2 Jul 11 | Re: Cold beverages
Crazy when pubs have all the different lagers. I’m not against lager at all, but I can recognise that there isn’t much difference between the leading brands. Surely no one’s going to leave because they have to drink Carling instead of Carlsberg. Surely any pub only needs to have a medium-strength lager and a stronger option, and that’s it. Maybe a couple of fancier versions like Bitberger or Hoegaarden or Leffe, but they’re not what I’m really talking about when I say lager.

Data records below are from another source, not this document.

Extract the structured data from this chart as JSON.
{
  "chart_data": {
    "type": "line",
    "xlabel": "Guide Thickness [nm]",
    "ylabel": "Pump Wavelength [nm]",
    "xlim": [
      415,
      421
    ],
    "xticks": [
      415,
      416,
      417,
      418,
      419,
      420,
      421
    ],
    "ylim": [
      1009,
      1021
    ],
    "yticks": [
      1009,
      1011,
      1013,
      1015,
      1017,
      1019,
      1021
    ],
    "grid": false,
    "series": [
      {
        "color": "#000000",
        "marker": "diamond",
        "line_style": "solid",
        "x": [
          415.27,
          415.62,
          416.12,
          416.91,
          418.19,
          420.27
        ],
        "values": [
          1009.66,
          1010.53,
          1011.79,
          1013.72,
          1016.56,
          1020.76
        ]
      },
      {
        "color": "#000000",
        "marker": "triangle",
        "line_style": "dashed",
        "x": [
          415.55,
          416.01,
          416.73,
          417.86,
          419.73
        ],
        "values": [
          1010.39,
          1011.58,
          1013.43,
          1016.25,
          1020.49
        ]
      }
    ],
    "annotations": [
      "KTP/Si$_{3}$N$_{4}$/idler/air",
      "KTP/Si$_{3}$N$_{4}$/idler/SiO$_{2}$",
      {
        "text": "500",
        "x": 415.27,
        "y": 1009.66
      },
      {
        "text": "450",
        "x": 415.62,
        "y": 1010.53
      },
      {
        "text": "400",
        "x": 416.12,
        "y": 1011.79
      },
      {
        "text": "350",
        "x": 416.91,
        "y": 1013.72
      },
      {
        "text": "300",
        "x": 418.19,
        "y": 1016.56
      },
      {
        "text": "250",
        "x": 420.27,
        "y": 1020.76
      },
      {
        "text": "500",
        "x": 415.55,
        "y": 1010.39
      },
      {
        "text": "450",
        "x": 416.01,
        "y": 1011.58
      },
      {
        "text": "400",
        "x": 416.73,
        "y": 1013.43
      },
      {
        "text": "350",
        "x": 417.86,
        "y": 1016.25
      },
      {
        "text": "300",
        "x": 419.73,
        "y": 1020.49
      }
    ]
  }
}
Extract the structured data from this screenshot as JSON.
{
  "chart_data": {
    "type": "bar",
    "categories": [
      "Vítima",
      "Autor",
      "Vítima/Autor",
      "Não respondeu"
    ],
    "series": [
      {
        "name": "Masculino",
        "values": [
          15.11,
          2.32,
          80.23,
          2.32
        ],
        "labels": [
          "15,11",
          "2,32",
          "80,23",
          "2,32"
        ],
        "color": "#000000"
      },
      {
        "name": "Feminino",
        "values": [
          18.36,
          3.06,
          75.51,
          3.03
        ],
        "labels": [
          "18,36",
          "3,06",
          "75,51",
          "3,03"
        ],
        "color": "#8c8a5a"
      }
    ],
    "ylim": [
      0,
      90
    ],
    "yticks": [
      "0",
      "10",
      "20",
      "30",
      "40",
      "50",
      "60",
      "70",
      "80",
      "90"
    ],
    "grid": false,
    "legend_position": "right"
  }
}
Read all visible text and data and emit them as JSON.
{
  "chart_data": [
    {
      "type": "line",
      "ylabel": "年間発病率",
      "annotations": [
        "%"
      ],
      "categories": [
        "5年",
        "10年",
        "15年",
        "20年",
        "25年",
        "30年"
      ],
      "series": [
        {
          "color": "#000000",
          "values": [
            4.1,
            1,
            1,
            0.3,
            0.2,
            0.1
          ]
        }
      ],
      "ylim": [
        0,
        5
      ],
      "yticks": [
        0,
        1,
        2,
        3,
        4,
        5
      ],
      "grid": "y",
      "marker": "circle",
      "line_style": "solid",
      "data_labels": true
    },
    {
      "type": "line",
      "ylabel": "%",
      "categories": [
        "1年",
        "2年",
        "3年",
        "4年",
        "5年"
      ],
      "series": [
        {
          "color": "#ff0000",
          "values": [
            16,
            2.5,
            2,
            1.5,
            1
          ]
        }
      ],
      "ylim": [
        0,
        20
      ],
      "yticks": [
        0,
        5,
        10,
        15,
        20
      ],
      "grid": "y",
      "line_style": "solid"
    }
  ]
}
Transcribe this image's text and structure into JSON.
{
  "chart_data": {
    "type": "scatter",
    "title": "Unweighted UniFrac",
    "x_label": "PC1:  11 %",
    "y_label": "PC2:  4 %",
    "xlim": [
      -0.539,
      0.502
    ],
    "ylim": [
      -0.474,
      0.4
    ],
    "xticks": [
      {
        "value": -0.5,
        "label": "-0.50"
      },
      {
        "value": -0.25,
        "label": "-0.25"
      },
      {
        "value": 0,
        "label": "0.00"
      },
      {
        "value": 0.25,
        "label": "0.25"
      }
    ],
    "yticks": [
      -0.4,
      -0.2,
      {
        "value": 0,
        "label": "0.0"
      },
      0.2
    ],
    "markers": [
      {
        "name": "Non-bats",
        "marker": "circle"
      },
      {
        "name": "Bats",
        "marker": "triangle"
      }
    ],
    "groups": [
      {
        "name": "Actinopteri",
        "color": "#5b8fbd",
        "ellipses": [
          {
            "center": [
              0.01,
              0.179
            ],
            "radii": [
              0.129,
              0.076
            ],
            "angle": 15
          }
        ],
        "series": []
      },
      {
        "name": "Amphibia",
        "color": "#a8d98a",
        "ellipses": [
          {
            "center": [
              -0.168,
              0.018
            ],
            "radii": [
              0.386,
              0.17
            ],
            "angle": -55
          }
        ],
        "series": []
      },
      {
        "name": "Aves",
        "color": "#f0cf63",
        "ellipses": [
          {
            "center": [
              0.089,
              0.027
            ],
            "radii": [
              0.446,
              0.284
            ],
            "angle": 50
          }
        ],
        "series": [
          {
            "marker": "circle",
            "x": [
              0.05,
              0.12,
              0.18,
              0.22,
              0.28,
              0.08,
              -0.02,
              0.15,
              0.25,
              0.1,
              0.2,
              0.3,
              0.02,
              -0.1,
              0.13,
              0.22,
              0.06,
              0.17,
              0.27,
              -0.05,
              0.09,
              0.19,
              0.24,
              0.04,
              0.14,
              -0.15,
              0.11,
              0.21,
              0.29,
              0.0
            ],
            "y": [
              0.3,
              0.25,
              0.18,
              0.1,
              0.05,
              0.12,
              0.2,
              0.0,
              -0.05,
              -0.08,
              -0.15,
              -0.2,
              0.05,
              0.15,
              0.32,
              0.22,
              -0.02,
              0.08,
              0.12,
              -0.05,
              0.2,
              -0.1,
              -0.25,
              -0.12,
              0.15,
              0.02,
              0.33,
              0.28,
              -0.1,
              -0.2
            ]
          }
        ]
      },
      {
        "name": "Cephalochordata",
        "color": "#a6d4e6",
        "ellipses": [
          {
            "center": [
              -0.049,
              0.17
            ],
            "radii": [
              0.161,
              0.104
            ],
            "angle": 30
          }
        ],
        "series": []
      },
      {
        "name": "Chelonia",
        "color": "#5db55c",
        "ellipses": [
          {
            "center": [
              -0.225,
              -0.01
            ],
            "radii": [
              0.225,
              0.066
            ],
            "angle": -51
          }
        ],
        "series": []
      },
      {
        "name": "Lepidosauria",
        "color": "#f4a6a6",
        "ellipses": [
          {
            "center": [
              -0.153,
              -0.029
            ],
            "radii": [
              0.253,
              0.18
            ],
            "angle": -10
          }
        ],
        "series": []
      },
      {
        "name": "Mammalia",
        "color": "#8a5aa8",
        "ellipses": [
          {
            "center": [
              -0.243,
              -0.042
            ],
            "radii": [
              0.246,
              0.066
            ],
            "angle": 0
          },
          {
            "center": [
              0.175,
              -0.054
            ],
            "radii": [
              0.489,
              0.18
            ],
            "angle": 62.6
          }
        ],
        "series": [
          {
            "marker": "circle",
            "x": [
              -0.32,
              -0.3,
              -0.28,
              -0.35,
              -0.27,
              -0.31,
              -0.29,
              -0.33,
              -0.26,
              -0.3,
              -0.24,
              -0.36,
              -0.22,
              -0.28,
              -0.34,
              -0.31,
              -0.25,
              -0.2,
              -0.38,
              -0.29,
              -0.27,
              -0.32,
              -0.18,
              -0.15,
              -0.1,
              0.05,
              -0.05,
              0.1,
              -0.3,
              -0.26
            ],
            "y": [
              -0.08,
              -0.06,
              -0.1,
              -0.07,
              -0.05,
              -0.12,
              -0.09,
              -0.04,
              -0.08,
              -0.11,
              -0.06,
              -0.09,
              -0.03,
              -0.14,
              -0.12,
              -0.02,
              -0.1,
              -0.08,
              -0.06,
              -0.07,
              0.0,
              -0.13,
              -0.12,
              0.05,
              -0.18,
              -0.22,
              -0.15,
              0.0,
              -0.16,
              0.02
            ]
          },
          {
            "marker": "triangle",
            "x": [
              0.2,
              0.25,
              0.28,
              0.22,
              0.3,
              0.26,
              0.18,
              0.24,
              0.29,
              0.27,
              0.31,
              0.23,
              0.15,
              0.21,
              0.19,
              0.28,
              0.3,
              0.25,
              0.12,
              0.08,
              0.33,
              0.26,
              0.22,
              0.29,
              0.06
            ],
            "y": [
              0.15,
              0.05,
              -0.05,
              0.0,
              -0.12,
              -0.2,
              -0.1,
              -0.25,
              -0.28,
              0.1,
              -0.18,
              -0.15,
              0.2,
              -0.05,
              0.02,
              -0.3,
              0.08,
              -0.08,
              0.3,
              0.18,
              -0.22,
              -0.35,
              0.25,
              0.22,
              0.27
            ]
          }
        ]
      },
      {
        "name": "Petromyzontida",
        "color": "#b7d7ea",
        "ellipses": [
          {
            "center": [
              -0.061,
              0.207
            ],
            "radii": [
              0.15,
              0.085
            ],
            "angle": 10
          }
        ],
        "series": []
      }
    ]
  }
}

What is happening with all this lager became clear to me the other day when I was in a pub that served several lagers. A man asked for a Carlsberg and they’d run out. They had Carling, Fosters, Stella, can’t remember what else. I looked at his face while he was deciding and I could see it as clear as day. He wasn’t thinking about taste or alcohol content. He was picturing the ad campaigns for each of these lagers in turn, and deciding which one was closest to his image of himself. Was he more of a matey British bloke? Or a quirky Antipodean-type bloke? Or perhaps a vaguely arty, continental bloke?
I don’t mean to mock. I probably do the exact same thing. In fact I’m even worse, because I’m more likely to choose San Miguel or Kronenburg because they seem a bit more cultured, even though they are quite possibly brewed in the same kind of vats in the room next door to all the others.
This is why it’s difficult to market lager, though. You have to think of a type of bloke that lots of men will see themselves as, without being too similar to the bloke-type already taken by some other lager. And there aren’t that many types of blokes around, I don’t think.
Marketing cask ale is much easier. You just have to think of a mildly amusing name and design an eye-catching pump card and every ale drinker who walks in will say “I haven’t tried that” and buy one. Then in a couple of months, you change the name. There are few connoisseurs left, and those that remain are impossible to sell to.